As described above, since the sensor 1 of the present invention is provided with the metal plate 12, it is irradiated with light under the same conditions as the semiconductor wafer 7, so that the temperature of both changes with a certain correlation, and the end of the wire 11 is welded. Because it is integrally connected to the metal plate 12, the area that receives light is larger than that of conventional thermocouple contacts, and the influence of the amount of heat that escapes by conducting through the wire 11 is also reduced, resulting in good responsiveness and accuracy. Can measure temperature. In addition, since the metal plate 12 and the wire 11 are sealed in the transparent container 14, there is no possibility that they will contaminate the object to be processed. Since the gas is filled, the metal 8i12 will not be oxidized and the performance will not deteriorate.Furthermore, the thermal response can be controlled by selecting the vacuum or the type of non-oxidizing gas to be filled. . This is because, although a vacuum improves the temperature rise characteristics, the cooling characteristics slow down, and filling with dregs conversely improves the cooling characteristics, and the characteristics also change depending on the S type gas. Incidentally, in the above embodiment filled with argon gas, the workpiece was
When using a silicon wafer with a diameter of 4 inches and increasing the temperature at a rate of about 200'C/sec, the temperature rise characteristic of the rise detected by this sensor 1 shows approximately 160°C, indicating a sufficiently fast response. was confirmed, and also showed faster response when the temperature was lowered.

Even if the metal plate connecting the ends of a pair of metal wires is a so-called metal thin film on a quartz substrate, the same method as in this example can be applied by detecting the change in the resistance value of the metal thin film as the temperature rises. Can measure temperature with good reproducibility.

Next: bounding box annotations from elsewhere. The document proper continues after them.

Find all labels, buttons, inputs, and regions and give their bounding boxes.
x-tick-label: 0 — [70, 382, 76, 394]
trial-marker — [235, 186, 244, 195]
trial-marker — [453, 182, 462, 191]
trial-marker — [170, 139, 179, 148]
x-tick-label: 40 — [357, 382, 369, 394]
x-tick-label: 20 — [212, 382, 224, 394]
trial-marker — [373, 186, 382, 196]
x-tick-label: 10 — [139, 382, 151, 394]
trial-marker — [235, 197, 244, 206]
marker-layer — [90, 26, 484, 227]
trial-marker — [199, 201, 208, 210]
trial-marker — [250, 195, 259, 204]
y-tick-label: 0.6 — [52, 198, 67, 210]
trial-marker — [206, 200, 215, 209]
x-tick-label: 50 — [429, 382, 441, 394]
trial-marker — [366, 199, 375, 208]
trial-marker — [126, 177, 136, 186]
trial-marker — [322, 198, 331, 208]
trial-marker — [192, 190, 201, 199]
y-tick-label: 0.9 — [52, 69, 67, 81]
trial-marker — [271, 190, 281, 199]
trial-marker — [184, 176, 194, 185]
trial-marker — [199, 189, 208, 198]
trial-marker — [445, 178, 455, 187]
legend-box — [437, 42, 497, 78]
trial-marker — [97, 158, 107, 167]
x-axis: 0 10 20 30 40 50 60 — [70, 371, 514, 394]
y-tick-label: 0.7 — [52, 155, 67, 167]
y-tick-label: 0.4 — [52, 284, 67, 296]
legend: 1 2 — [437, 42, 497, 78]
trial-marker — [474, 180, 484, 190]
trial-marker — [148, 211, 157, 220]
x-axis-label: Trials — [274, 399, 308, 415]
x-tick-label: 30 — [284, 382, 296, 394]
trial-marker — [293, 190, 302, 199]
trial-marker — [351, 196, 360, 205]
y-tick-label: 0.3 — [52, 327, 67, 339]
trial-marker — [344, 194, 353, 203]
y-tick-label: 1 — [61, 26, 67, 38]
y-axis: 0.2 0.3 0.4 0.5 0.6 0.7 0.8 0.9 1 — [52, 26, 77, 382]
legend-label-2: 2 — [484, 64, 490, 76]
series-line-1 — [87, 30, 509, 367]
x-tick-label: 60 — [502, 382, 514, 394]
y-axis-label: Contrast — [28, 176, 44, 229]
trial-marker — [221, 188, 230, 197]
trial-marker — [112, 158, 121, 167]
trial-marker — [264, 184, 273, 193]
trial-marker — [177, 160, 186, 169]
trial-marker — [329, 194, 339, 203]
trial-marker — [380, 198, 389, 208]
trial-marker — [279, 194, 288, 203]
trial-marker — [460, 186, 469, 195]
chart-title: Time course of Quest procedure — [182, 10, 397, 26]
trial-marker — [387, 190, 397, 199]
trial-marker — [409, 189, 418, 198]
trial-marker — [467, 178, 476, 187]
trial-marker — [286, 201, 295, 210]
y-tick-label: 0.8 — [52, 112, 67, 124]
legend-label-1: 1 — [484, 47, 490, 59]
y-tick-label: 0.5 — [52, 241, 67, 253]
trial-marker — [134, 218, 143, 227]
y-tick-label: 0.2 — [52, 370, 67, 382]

As explained above, the sensor of the present invention connects each end of a pair of metal wires to a metal plate or metal thin film to form an integrated heat-sensitive element, and this metal or metal thin film is evacuated. Or, since it is airtightly sealed in a light-transmitting container filled with non-oxidizing gas, it does not contaminate the workpiece, and has good responsiveness and temperature measurement accuracy, making it suitable for temperature control in light irradiation furnaces. It is possible to provide a sensor with

[Brief explanation of the drawing]

FIG. 1 is a front view of an embodiment of the present invention, FIG. 2 is a front sectional view of how the sensor is used, and FIG. 3 is a side sectional view.

Claims (1)

[Claims] Each end of a pair of metal wires is connected to a metal plate or metal thin film to form an integral heat-sensitive element, and the metal plate or metal thin film is evacuated or filled with a non-oxidizing gas. A sensor that is hermetically sealed inside a container.